Caresheet: Phyllobates bicolor (Duméril and Bibron 1841)

 

40-45 mm Grote gele tot oranjegele gifkikker. Het gehele lichaam is helder geel of oranjegeel van kleur met uitzondering van de achterpoten en onderarmen die in goudgeel met zwart of groen gespikkeld zijn bij een aantal populaties. De buikzijde kan uniform geel of oranjegeel zijn of daarbij verschillende hoeveelheden aan zwarte tekening hebben tot uniform zwarte buik. Doorgaans begint de zwarte tekening op de keel en kan bij verschillende populaties en individuen verder door naar de rest van de buik lopen. Jonge kikkers hebben een typische dorsolaterale streeptekening op een zwart lichaam, zoals bij de nauw verwante adulten van P. vittatus, P. lugubris of D. aurotaenia. Naar mate de kikkers ouder worden, neemt de hoeveelheid geel op de rug en flanken toe.

 

Geografische variatie:

Duidelijk verschillende varianten zijn de compleet gekleurde gele dieren en de variant met duidelijk zwarte poten, veelal voorzien van groene stippen, en zwarte buik.

 

Roep:

Een harde heldere kanarie achtige triller kenmerkend voor het hele genus  

 

Verspreiding:

De kikkertjes kunnen worden gevonden op de Westelijke flanken van de noordelijke delen in de Cordillera Occidental, Choco en Valle del Cauca in noordwest Colombia.
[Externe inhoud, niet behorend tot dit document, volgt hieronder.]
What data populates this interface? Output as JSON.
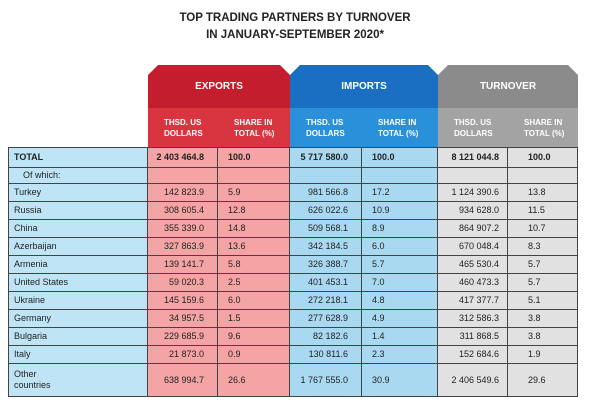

De populaties zijn gevonden op 25 meter tot 1500 meter boven zeeniveau met de hoogst gelegen populaties rond de Rio Sipi.

 

Ecologie:

P. bicolor is een strikte bodembewoner en leeft op de heuvels in primair regenwoud rondom grotere beken of stroompjes. De bodem is hier behoorlijk vochtig en ligt bezaaid met afgevallen blad. Het klimaat wordt hier bepaald door de harde regens die langdurige perioden van bijna 100% luchtvochtigheid veroorzaken. De mannetjes zijn territoriaal en roepen veelvuldig. De legsels bestaan uit 10 tot ruim 25 eitjes, die tussen het afgevallen blad worden afgezet. De mannetjes houden de legseltjes vochtig en brengen de uitgekomen kikkervisjes allemaal tegelijk op hun rug naar een beekje. In het beekje worden de kikkervissen van vele mannetjes afgezet. De kikkervissen zijn omnivoor en niet kannibalistisch.

 

Het terrarium:

Deze soort dient men te houden in een zogenaamd oerwoudterrarium: vochtabsorberende bekleding met enkele stukken kienhout of eikenhout en een aantal planten zoals bromelia's e.d. Hoge vochtigheid is gewenst, dus regelmatig sproeien. Een terrarium van ca. 50 x 50 x 50 cm is voldoende voor een kleine kweekgroep.

 

Temperatuur:

Optimale temperatuur voor de terrariumpopulatie lijkt rond de 24-25°C te liggen.

 

Groepsgewijs/paarsgewijs:

Zowel groepsgewijs als paarsgewijs kunnen deze dieren gekweekt worden.

 

Eieren:

De eieren worden bij voorkeur in holletjes afgezet en komen na ongeveer twee weken uit. Legsels van 10-20 eieren zijn normaal.

 

Overige kweekinformatie:
Het zijn goede eters en een afwisselend menu van insecten, springstaarten, kleine krekels en wasmotten (zowel larven als de vlinders zelf) en weideplankton wordt op prijs gesteld. In de voortplantingstijd zullen de mannetjes dan hun roep laten horen: en schril onderbroken gefluit.
De larven metamorfoseren na 40-50 dagen. De jongen zijn zeer vraatzuchtig en hebben grote hoeveelheden afwisselend voer nodig. Geslachtsrijp na ongeveer 1,5 jaar.